Man, I hate “team building” exercises. Remember “human knot?” Everyone grabs hands in the middle of a circle and you have to communicate with each other in order to come untied. Its an activity designed to help the members of the group get to know each other, and presumably learn to work as a team. Anyone who grew up in an 80’s or 90’s youth group remembers. It does get results, but maybe not the kind expected. Everyone in the group discovers at least 4 people.
- The Type “A” person. This kid acts as though the untangling of your appendages is akin to saving the princess in Super Mario. “Ok… kid with age-inappropriate nose hair, put your arm over the head of the Depeche mode fan. We can do this!” Calm down there, skippy.
- Guy bathed in AXE body spray (if this was set in the 2,000’s). I’m not sure if you’re insecure, but you smell like it. He is however a great catalyst to getting the exercise over quicker to avoid raging sinus flare ups.
- Cynical guy. “This is stupid,” he murmurs under his breath. Probably wearing a Metallica t-shirt to let everyone know he’s edgy and not really into this youth group thing.
- Popular girl. Pretty much the only reason any of the guys pretend to be interested in the activity. It gives them a 150% better chance of holding her hand than they would naturally have.
Do we come away from these activities unified? Or, do we just identify and judge the people who participate in them? I think mostly the latter. This may sound harsh, but follow me. You can’t focus on unity, team, or community and get it. Its like chasing the wind. Each of these words are descriptors of people who gather around a common mission. Great football teams unify around the desire to win a championship. Successful businesses unify around the desire to create a product or service. Churches SHOULD unify around the person and mission of Christ. Community is not the point, it’s the by-product of Christ followers pursuing Him together.
I see an epidemic in the Church of people trying to find community. Often, what they really mean is they want to be loved, accepted, and cared for. They want the FRUIT of Christ but not necessarily the Christ of the fruit. While you can certainly enjoy the by-products of a healthy group for a short time, if you are not on common mission, you will either destroy it, or ostracize yourself from it unintentionally. In other words, when your mission is you, it is uncommon to the rest of those in true Biblical community. That is not to say we don’t all struggle with being selfish, but to use the Church to pursue self is not the same as struggling in our pursuit of Christ.
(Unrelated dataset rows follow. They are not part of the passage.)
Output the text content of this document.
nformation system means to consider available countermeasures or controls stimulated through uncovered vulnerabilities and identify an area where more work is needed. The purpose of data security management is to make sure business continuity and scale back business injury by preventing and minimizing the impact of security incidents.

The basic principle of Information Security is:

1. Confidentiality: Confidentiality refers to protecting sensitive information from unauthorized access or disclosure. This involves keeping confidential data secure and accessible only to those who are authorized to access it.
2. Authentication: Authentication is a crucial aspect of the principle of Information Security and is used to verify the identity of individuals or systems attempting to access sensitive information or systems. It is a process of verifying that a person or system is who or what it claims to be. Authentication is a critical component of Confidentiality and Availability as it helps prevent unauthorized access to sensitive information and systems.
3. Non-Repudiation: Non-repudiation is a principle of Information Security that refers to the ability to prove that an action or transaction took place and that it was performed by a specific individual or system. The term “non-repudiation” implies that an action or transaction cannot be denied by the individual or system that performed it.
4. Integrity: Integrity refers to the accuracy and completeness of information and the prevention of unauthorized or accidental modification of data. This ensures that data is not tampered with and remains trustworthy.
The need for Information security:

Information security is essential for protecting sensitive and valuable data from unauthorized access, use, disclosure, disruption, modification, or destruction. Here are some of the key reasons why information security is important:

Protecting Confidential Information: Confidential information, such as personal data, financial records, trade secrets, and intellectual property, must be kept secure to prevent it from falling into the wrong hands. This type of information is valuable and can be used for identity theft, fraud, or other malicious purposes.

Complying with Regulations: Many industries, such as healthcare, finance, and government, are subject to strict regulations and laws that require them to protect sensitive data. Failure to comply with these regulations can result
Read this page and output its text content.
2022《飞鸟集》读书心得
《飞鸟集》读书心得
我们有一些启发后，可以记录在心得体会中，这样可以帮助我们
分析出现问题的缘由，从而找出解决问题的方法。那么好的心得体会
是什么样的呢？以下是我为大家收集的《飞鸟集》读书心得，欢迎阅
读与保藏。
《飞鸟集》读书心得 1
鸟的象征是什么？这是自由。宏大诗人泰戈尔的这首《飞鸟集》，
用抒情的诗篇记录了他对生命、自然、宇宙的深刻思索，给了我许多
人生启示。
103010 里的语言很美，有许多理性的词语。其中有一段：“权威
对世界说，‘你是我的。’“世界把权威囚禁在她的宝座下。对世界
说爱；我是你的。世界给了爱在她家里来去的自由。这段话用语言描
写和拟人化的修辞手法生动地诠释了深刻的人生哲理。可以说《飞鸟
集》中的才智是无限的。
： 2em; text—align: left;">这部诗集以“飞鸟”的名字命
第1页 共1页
When we are pursuing Christ, we invite others in, repent openly, forgive others, rejoice in the work of God, and look compassionately on those in need. True Christian communities are not simply support groups, Bible studies, fellowship meetings, or even social activist teams. They are family. They are families who fight alongside one another, and for one another in pursing Christ and making Him known to the world. Anything short of that will produce fake fruit.
If we have no mission but ourselves, we come away simply knowing, and or judging the people in the group, but never really experiencing unity or creating community. If you are a serial church or group hopper, could it be that you don’t actually want Christ, but the fruit of Christ followers? Don’t choose a church or a small group for what it has to offer, but for its MISSION. What happens to a group when only a few are producing the fruit of Christ’s Spirit: Love, joy, peace, patience, kindness, goodness, faithfulness, gentleness, and self-control? No one can live off the fruit of other believers forever. Fruit is intended to point to Christ himself, not the believer! We need all members of the body producing fruit, not just enjoying it. If you really want Christian community, you must ask yourself: Am I pursuing Christ with others, or just stealing from the table of other believer’s fruitfulness? Don’t try to find community, Create it!